Delhi-NCR is likely to be placed third in terms of net absorption in 2017, with maximum demand seen in Gurgaon-Other submarket (excludes DLF Cybercity, MG Road and Golf Course Road markets) and Noida-Greater Noida. Pune is likely to be close on the heels of Delhi-NCR, with SBD-East submarket (includes Kalyani Nagar, Kharadi, Mundhwa, Yerwada, Nagar Road, Viman Nagar, Hadapsar, Kondhwa) reigning over the others in terms of net absorption.

Mumbai is expected to see a decline in cumulative demand in the forthcoming period of 2017 – 2020 estimated to be 12.7 msf as compared to 2012- 2015. This will be largely be due higher rental values in the city making it less attractive for the IT- BPM sector in the coming years. Majority of the demand will be concentrated in the sub-urban and peripheral locations of Thane – Belapur Road driven by the IT- BPM sector while corporate office preference would be largely concentrated in the SBD location of Bandra Kurla Complex.


The cumulative net absorption during the next four years (2017-2020) is likely to be 23% higher than that seen in 2012-2015. The four-year period is expected to see net absorption of 133 msf across the top eight cities, with supply slated at 156 msf. These four years also mark a shift in the ranking of cities in terms of net absorption. Bengaluru will continue to be the numero-uno market, with Hyderabad on its heels. These two cities would be followed by Delhi-NCR and Pune.  
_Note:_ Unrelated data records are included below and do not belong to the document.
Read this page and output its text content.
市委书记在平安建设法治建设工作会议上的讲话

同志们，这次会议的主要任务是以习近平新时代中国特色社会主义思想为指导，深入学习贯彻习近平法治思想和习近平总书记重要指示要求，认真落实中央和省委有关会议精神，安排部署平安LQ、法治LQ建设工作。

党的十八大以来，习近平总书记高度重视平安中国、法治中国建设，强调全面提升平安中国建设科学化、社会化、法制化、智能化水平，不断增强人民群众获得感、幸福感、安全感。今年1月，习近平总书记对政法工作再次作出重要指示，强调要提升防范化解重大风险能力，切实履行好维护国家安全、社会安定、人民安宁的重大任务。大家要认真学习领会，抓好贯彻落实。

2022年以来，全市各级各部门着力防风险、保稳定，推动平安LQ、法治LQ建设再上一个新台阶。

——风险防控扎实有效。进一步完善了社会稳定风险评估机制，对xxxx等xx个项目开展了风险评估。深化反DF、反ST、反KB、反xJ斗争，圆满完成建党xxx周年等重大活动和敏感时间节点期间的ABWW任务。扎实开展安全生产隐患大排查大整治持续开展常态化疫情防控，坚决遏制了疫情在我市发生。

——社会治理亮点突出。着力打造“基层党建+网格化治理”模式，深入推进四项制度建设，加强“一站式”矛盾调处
Hyderabad is expected to witness the highest Grade A supply of 37 to 40 msf over 2017-2020 as developers bet on the IT-BPM sector’s expansion to steer future demand.  Several planned and implemented infrastructure and commercial development projects across the city such as the Transit-oriented growth corridor, Information Technology Investment Region (ITIR), the Hyderabad metro, are expected to give Hyderabad a competitive edge over other cities in the medium term. Hence, in light of such measures, Grade A inventory is expected to double in next 4-5 years, with majority (almost 60%) of it catering to the IT sector.

Besides Hyderabad, construction activity in Bengaluru too is likely to be robust with 34-38 msf of supply likely to be delivered in next 4-5 years, with majority comprising of commercial office developments. The IT-BPM sector will continue to be the major demand driver in Bengaluru, apart from continued demand from the consulting and BFSI sectors.  Delhi-NCR is expected to witness 25-30 msf of new office space between 2017 and 2020, with majority of the space expected to come up in Gurgaon which has seen maximum demand from occupiers over the years.